New Financial Changes Explained
In connection with this transaction, the company expects that Carlyle Strategic Partners, an investment fund managed by The Carlyle Group, will become the company’s majority equity sponsor and will partner with Liberty to provide additional strategic resources to support the company’s continued success. The Transaction contemplates:
- A refinancing of the company’s existing Term Loan which will reduce interest expense and extend the maturity date.
- An exchange offer, launched yesterday, for all of the company’s Second Lien Senior Secured Notes, which the company expects will substantially reduce the principal amount and interest rate, and extend the maturity of its notes.
“We believe these transactions will provide Liberty with increased financial flexibility to execute on our strategic growth plans and position the company to continue to provide our customers with industry-leading service levels,” said Thomas Womble, chief executive officer. ”We greatly appreciate the continued support of our valued customers, suppliers, and partners who are critical to our success now and in the future.
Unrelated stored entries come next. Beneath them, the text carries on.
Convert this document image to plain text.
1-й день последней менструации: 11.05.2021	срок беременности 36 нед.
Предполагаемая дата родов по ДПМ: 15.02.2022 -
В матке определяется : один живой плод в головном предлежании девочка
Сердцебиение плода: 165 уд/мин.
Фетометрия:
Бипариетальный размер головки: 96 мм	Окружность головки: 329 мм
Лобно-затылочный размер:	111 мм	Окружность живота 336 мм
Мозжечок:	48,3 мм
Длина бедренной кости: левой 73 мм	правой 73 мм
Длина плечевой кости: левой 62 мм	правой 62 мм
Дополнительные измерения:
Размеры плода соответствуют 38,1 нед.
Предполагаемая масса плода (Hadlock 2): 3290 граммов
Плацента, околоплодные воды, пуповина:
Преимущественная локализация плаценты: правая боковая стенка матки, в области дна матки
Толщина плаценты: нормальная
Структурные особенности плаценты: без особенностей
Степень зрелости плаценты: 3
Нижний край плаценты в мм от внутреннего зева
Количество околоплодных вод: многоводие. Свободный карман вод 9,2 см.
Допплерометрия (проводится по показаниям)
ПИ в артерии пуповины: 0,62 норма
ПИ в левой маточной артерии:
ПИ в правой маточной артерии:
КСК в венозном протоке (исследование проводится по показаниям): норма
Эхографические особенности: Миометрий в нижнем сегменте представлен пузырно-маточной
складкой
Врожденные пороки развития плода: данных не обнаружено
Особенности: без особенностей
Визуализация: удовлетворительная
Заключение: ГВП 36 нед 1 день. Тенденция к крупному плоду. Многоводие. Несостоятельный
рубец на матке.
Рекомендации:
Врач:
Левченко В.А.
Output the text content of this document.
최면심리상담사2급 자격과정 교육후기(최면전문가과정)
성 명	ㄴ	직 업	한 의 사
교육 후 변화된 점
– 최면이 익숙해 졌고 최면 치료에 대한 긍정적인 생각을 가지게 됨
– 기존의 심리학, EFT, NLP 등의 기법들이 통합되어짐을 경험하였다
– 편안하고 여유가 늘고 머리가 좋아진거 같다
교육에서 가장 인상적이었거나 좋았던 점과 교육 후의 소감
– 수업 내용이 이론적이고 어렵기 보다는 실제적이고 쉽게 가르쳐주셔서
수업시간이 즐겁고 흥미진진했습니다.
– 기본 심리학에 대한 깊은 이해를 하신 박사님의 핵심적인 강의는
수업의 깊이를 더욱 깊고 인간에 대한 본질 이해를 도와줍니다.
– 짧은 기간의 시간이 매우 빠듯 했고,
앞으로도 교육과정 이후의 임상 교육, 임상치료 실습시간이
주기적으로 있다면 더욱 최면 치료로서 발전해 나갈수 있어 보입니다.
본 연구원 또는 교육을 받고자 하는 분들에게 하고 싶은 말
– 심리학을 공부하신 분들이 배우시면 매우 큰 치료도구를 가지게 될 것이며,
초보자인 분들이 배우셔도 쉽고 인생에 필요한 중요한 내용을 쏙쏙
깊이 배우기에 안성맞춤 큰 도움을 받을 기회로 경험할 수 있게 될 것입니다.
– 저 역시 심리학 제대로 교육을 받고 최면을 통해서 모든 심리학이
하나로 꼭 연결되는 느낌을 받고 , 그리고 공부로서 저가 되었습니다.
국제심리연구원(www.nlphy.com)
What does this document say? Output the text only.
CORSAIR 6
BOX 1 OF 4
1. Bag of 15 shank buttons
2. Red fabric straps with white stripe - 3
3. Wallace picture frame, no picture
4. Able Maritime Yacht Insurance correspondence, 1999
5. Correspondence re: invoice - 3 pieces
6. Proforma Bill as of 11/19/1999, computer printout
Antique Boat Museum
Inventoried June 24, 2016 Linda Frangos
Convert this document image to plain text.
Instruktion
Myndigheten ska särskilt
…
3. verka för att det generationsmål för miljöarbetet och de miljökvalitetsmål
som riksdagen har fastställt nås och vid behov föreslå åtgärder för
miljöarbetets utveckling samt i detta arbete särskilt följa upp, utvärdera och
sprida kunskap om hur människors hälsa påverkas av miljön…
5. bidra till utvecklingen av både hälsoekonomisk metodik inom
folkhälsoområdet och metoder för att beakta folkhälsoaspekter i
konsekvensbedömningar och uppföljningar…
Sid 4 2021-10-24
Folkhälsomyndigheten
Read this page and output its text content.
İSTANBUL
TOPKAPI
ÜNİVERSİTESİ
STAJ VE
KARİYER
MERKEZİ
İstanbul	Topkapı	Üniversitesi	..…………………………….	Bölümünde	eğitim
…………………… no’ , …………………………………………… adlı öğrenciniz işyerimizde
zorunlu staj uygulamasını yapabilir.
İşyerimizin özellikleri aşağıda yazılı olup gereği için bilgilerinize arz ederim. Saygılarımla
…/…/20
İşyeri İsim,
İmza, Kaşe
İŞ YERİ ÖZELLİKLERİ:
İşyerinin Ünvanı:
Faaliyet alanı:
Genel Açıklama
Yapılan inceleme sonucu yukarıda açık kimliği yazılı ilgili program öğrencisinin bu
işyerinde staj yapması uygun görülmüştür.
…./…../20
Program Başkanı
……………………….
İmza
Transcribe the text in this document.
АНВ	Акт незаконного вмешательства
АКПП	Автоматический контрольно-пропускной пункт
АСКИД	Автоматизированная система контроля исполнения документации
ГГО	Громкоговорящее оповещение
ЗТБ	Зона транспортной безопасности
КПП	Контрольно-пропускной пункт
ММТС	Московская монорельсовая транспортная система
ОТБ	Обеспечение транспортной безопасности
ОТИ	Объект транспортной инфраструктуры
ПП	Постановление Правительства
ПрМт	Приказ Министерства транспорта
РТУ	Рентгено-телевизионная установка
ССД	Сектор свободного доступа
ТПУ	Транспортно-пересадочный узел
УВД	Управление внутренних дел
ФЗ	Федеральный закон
I also want to thank our extraordinary employees, who have been vital to our success in continuing to be the premier provider of tyre recycling services in North America. We look forward to enhancing our relationships and many more years of continued partnership and success with all our important stakeholders.”
Ron Carlson, chief financial officer, said: “We expect that these transactions will allow us to continue to make significant capital investments in our plants and equipment, capitalise on new market opportunities, negotiate better vendor terms, and significantly grow the business both organically and through acquisitions.”
These transactions are subject to a number of terms and conditions and are expected to be completed by the end of the year, however there can be no assurances they will be completed or completed on the terms described in this release.